How does cache locality impact the performance of ArrayList compared to LinkedList in Java?
I've often heard that ArrayList has an advantage in terms of cache locality, but I don't fully understand why. Since Java stores objects in memory as references, wouldn't accessing elements in either list require jumping to random locations in memory?
Hold on, let's first illustrate how java works, because without that knowledge you can't make heads or tails of these conflicting statements about 'everything is a link'.

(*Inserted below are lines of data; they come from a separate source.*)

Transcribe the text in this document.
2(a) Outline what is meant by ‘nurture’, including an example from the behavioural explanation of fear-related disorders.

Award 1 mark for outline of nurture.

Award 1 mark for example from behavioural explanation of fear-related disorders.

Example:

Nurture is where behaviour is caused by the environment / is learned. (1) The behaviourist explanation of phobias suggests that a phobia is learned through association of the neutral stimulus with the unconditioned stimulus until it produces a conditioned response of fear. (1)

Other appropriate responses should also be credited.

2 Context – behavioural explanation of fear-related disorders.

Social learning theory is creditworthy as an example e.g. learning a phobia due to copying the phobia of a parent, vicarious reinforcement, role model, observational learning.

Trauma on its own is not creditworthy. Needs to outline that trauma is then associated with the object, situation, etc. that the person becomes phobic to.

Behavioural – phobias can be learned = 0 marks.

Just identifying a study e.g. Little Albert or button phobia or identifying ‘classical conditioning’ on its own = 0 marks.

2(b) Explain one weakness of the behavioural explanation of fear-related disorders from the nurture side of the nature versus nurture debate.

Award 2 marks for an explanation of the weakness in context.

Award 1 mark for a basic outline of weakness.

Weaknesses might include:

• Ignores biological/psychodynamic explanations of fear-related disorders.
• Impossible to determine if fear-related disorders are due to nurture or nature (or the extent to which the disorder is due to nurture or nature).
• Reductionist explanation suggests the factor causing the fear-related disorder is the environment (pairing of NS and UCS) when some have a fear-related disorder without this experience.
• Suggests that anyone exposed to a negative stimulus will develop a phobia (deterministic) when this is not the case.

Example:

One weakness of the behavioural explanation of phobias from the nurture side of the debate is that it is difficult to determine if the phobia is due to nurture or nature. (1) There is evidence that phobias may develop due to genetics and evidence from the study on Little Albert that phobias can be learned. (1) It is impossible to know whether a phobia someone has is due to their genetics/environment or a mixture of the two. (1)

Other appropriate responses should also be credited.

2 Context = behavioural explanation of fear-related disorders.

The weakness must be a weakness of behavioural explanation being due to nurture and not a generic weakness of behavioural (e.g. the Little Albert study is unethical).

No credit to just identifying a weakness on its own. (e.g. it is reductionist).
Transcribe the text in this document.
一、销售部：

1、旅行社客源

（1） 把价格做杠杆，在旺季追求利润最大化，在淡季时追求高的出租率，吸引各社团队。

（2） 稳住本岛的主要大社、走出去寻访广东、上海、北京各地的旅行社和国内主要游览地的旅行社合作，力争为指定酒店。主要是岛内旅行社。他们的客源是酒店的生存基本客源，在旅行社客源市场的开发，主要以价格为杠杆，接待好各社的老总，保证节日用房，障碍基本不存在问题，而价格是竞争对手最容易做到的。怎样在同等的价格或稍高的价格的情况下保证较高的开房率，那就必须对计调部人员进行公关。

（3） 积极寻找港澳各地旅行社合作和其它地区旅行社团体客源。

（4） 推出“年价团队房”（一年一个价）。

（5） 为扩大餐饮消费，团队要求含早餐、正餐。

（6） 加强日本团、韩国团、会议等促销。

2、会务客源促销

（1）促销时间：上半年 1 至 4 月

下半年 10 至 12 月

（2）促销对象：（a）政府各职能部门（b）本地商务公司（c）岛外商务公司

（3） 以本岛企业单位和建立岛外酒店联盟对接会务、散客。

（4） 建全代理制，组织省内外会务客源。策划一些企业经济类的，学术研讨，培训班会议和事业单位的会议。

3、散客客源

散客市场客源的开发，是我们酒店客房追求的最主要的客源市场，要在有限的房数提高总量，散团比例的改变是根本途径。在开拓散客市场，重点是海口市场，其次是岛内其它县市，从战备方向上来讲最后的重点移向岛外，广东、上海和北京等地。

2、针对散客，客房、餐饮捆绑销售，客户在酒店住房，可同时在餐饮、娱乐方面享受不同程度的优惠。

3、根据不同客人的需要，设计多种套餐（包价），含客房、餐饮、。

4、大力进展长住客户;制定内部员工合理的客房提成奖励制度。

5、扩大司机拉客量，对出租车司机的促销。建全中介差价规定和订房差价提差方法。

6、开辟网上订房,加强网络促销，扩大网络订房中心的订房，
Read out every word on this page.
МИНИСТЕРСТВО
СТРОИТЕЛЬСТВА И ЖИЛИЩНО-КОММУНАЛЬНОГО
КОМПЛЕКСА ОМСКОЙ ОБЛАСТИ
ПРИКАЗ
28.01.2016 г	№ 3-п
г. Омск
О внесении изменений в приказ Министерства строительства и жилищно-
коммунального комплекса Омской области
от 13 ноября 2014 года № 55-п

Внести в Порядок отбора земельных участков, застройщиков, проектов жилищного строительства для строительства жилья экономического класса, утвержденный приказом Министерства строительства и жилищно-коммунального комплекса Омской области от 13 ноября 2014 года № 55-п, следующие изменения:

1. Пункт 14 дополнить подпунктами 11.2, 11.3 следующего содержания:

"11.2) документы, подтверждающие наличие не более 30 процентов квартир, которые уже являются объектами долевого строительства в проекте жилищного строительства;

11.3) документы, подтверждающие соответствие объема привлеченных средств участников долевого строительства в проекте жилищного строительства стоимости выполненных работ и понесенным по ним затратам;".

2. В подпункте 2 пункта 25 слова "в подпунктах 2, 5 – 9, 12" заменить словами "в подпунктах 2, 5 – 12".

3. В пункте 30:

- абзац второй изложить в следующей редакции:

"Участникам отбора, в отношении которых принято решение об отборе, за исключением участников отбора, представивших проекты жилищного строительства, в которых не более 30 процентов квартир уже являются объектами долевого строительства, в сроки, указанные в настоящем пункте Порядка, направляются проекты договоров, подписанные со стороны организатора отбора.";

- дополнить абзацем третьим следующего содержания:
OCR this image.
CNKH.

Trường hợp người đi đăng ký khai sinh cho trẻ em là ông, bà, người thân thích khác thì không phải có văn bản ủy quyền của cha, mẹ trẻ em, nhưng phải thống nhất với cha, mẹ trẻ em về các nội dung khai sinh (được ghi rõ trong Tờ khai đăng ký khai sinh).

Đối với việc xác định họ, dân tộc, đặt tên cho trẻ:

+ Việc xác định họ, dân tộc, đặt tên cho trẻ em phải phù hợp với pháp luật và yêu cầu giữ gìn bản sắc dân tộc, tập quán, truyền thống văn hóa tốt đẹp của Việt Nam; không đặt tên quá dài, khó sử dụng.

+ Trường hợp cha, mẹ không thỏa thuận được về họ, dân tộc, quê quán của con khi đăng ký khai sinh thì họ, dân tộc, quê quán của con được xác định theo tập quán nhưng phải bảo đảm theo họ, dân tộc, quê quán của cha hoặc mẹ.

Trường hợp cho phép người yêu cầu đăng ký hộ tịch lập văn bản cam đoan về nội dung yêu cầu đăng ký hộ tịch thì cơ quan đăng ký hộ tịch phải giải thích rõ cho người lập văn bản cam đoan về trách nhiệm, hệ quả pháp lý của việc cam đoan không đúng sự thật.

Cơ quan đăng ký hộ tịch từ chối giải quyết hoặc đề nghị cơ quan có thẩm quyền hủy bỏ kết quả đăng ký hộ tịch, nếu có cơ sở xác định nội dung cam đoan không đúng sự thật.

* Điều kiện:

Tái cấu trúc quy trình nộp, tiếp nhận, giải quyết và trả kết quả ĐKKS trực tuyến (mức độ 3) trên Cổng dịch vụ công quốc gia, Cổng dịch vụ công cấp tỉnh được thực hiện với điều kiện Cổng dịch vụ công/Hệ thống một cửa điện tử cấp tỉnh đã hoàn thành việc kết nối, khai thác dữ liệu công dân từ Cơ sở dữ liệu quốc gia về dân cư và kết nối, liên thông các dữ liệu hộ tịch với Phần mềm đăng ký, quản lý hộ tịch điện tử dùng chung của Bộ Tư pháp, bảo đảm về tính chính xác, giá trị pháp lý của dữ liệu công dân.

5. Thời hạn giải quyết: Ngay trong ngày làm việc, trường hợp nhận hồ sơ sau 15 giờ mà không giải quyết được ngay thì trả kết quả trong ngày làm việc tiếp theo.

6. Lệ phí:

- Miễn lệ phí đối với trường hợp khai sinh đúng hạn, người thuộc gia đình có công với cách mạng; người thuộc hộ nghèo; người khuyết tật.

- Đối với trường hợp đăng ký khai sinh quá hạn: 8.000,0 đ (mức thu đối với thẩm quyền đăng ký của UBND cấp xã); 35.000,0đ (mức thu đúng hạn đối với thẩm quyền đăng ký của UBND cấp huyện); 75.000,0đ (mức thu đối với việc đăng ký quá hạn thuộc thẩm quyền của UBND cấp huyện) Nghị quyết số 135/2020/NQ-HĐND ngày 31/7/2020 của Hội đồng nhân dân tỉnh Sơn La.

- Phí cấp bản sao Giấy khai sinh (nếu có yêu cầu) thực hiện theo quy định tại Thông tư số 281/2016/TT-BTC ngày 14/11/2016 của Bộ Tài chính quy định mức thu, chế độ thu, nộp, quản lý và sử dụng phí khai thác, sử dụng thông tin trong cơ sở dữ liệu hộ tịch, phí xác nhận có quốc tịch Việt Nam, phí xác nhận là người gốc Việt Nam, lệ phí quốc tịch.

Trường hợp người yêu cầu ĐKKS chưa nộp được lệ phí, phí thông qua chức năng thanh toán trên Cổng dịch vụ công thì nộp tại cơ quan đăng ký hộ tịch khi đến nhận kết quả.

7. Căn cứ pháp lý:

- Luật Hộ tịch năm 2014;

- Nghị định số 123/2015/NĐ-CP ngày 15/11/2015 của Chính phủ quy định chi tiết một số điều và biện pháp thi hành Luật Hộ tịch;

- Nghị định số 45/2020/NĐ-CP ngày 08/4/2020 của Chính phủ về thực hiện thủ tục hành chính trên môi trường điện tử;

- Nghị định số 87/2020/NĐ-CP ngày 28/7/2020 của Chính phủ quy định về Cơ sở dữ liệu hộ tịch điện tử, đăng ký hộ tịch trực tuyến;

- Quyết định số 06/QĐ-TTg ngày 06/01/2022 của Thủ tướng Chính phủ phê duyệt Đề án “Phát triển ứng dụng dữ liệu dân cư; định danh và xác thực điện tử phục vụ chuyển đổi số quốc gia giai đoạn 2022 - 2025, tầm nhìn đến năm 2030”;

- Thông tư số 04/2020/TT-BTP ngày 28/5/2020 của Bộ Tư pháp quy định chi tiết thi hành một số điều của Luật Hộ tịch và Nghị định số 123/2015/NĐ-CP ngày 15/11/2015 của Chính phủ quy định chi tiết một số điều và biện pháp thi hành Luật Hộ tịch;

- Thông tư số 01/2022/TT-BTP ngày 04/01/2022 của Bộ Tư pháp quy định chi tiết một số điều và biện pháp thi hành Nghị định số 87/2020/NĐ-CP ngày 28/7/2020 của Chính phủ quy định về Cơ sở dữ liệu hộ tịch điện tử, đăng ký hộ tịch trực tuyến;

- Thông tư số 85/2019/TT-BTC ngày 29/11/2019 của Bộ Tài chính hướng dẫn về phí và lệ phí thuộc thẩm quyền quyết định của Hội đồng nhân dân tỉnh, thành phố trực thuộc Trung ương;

In java, every variable is fixed size and very small. This is highly convenient, because it allows making such grand, sweeping statements such as "whenever you call a method, every parameter is copied to the method you are calling; that method can do whatever it wants with these copies, and the copies poof out of existence once that method has finished execution". After all, if you make that statement and a variable is 2 GB large, then passing it around will very very swiftly cause out of memory errors.
But, how does that work? Surely List<String> list = enumerateEveryWordInTheCollectedWorksOfShakespeare();
is not "fixed, small size".
That's where the second part kicks in: In java, you have primitives, which is this hardcoded list of types: int
, long
, short
, byte
, double
, float
, char
, boolean
. (That's been the list since forever, this list will never change, you cannot make your own primitives ^1) - each and every one of those is 'fixed, small size' (specifically, they are all 64 bits or less). And everything else is a reference. A pointer.
When you write:
String x = "hello";
Then it is incorrect to say "x is hello". It's not. x is a reference to it.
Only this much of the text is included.